# Tokenizer

In [1]:
import nltk

In [2]:
from nltk.tokenize import word_tokenize

word_tokenize("Artificial intelligence is the future of mankind.")

['Artificial', 'intelligence', 'is', 'the', 'future', 'of', 'mankind', '.']

In [3]:
# TreebankWordTokenizer (default tokenizer in NLTK)

from nltk.tokenize import TreebankWordTokenizer

tokenizer = TreebankWordTokenizer()

tokenizer.tokenize("Artificial intelligence is the future of mankind.")

['Artificial', 'intelligence', 'is', 'the', 'future', 'of', 'mankind', '.']

In [4]:
tokenizer.tokenize("What's up?")

['What', "'s", 'up', '?']

why we have two alternative word tokenizers namely **PunktWordTokenizer** and **WordPunctTokenizer**

## WordPunktTokenizer
> An alternate word tokenizer that splits all punctuation into separate tokens.

In [5]:
from nltk.tokenize import WordPunctTokenizer

tokenizer = WordPunctTokenizer()

tokenizer.tokenize("What's up?")

['What', "'", 's', 'up', '?']

## Tokenizing into sentences

In [6]:
from nltk.tokenize import sent_tokenize

text = "Artificial intelligence is the future of mankind. What do you think?"

sent_tokenize(text)

['Artificial intelligence is the future of mankind.', 'What do you think?']

## Sentence tokenization using regular expressions

In [8]:
import nltk

from nltk.tokenize import RegexpTokenizer

tokenizer = RegexpTokenizer(r"[\w']+")
# matches words and contractions

tokenizer.tokenize("What's up?")

["What's", 'up']

In [10]:
from nltk.tokenize import RegexpTokenizer

tokenizer = RegexpTokenizer(r"\s+", gaps = True)

tokenizer.tokenize("What's up? How a re you doing")
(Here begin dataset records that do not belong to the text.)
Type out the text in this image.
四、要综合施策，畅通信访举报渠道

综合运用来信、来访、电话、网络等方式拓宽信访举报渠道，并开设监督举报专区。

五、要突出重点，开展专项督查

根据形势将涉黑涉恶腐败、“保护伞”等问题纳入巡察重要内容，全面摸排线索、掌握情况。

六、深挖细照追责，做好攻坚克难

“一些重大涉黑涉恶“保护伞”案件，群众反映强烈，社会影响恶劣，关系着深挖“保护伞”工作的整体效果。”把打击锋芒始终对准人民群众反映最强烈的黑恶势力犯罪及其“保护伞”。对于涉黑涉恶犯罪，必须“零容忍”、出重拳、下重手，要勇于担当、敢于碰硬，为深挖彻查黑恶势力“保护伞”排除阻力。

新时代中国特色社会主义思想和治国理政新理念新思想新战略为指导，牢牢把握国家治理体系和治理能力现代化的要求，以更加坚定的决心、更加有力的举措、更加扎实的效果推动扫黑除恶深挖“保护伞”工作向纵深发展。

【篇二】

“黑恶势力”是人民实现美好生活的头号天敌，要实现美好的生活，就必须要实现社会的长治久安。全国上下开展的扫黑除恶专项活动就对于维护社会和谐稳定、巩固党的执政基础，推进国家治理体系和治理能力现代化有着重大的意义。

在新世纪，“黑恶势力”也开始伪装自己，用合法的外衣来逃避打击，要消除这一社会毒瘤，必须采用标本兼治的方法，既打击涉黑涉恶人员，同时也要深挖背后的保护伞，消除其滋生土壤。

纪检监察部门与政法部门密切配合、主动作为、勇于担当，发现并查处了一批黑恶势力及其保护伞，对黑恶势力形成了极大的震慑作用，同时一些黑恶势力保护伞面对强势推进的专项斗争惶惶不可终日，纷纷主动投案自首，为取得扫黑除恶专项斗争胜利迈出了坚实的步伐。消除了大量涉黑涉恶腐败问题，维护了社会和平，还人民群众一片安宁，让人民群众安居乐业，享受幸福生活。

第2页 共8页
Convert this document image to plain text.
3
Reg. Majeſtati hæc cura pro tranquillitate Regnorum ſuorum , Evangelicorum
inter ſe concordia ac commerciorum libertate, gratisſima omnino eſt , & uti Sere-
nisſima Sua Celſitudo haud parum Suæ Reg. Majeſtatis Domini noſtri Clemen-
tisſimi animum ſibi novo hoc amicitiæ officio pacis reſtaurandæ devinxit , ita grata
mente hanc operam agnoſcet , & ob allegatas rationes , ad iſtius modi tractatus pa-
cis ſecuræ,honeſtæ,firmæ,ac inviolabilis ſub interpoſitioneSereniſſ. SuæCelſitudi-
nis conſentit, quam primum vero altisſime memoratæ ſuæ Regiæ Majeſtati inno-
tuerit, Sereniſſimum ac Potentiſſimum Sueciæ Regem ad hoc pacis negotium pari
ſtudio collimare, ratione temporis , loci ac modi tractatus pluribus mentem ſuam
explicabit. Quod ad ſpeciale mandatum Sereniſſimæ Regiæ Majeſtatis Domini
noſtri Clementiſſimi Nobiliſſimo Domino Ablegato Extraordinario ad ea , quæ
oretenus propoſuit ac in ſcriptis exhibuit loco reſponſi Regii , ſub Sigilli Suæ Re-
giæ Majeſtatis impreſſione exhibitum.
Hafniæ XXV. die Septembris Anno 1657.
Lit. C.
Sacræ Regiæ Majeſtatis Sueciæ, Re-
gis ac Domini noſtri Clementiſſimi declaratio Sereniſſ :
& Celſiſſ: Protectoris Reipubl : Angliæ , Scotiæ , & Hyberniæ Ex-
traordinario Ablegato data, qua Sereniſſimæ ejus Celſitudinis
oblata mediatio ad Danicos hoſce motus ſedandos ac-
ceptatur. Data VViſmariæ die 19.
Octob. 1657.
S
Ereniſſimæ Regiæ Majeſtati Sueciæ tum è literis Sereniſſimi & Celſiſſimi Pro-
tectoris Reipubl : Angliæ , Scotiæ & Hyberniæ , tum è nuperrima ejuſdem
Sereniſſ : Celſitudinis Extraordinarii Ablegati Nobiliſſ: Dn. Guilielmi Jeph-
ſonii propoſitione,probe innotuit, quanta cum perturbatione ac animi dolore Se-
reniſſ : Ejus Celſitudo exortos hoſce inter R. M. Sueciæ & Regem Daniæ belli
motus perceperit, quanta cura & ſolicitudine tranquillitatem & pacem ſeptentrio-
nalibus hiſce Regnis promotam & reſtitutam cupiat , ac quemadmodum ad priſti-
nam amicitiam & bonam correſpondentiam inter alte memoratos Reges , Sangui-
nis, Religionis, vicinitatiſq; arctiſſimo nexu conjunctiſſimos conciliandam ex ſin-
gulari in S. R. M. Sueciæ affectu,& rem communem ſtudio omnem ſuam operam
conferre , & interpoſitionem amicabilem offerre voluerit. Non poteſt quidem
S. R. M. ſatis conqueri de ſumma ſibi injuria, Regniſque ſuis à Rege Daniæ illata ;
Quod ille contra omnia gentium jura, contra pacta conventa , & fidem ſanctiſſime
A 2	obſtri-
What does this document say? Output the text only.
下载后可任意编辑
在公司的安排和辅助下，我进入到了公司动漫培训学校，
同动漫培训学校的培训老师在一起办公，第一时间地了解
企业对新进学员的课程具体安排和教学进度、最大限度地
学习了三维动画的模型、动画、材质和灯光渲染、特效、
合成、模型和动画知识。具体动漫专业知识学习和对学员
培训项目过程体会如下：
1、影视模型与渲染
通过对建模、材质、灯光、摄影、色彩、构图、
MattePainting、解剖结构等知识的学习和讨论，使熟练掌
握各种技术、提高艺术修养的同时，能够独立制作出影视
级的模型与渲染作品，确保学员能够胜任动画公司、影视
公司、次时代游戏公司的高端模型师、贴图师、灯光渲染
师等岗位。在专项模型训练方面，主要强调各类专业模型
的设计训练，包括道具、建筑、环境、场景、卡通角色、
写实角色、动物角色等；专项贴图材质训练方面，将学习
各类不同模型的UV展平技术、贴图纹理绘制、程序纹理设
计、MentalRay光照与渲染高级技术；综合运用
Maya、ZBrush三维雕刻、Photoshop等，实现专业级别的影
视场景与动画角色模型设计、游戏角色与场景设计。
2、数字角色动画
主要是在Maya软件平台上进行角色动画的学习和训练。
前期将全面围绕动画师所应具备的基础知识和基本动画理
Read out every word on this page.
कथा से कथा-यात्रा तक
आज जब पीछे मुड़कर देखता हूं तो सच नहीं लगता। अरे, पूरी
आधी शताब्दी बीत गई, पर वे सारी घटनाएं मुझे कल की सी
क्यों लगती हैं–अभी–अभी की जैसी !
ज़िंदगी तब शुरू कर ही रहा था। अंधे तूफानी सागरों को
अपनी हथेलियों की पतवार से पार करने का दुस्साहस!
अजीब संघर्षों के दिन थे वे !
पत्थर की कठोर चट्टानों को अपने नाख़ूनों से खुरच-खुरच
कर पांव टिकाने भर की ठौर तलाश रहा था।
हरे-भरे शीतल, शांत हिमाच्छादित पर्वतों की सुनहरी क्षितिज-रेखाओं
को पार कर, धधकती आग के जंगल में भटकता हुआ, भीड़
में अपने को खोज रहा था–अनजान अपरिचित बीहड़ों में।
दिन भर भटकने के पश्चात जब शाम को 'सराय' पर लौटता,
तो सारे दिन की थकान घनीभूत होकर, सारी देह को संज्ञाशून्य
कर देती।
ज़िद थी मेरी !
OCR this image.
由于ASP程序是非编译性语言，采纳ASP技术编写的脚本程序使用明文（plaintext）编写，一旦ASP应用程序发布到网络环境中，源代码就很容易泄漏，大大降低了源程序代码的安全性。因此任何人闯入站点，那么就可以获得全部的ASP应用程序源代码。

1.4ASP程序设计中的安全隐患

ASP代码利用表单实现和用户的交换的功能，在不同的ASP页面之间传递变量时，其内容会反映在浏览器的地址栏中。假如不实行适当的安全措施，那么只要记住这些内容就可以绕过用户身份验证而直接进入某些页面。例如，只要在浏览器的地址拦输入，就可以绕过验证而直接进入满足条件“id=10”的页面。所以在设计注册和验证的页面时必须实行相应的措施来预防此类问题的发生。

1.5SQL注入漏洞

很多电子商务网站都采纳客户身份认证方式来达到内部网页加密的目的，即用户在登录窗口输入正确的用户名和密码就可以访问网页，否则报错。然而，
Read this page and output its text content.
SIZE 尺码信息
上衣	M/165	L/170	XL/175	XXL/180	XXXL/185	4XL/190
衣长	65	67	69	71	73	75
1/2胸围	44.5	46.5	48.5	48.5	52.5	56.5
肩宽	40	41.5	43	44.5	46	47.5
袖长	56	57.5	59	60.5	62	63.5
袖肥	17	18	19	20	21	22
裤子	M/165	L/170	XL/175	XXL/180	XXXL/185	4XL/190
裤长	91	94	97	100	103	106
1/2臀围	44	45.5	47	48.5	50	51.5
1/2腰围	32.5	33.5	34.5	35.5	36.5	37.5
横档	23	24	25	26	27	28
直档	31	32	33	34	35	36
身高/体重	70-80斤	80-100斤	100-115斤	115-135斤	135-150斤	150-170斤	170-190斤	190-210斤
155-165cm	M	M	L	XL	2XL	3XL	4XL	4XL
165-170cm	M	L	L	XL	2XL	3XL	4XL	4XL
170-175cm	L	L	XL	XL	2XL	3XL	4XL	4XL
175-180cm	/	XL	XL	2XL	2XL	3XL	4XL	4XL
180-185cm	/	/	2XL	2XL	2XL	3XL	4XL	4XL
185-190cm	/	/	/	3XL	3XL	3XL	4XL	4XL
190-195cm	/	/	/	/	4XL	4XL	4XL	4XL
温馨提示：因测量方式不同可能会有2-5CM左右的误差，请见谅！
["What's", 'up?', 'How', 'a', 're', 'you', 'doing']

In [12]:
tokenizer = RegexpTokenizer(r"\s+", gaps = False)
tokenizer.tokenize("What's up? How a re you doing")


[' ', ' ', ' ', ' ', ' ', ' ']

# Training our own sentence tokenizer

The NLTK's tokenizer is basically a general purpose tokenizer. If works very well but it may not be a good choice for nonstandard text, that perhaps our text is, or for a text that is having a unique formatting. To tokenize such text and get best results, we should train our sentence tokenizer.

In [13]:
from nltk.tokenize import PunktSentenceTokenizer

from nltk.corpus import webtext

In [16]:
import os

with open("training_tokenizer.txt", "r") as file:
    text = file.read()

In [21]:
sent_tokenizer = PunktSentenceTokenizer(text)
sents_1 = sent_tokenizer.tokenize(text)

for item in sents_1:
    print(item)

Guy: How old are you?
Hipster girl: You know, I never answer that question.
Because to me, it's about 
how mature you are, you know?
I mean, a fourteen year old could be more mature 
than a twenty-five year old, right?
I'm sorry, I just never answer that 
question.
Guy: But, uh, you're older than eighteen, right?
Hipster girl: Oh, yeah.


To understand the difference between our own vs the default tokenizer

In [24]:
from nltk.tokenize import sent_tokenize

sents_2 = sent_tokenize(text)

for item in sents_2:
    print(item)
    
len(sents_2) == len(sents_1)

Guy: How old are you?
Hipster girl: You know, I never answer that question.
Because to me, it's about 
how mature you are, you know?
I mean, a fourteen year old could be more mature 
than a twenty-five year old, right?
I'm sorry, I just never answer that 
question.
Guy: But, uh, you're older than eighteen, right?
Hipster girl: Oh, yeah.


True

# Stopswords

Some common words that are present in text but do not contribute in the meaning of a sentence. Such words are not at all important for the purpose of information retrieval or natural language processing. The most common stopwords are "the" and "a"

In [27]:
from nltk.corpus import stopwords

nltk.download("stopwords")

[nltk_data] Downloading package stopwords to
[nltk_data]     C:\Users\acer\AppData\Roaming\nltk_data...
[nltk_data]   Unzipping corpora\stopwords.zip.


True

In [28]:
english_stopwords = set(stopwords.words("english"))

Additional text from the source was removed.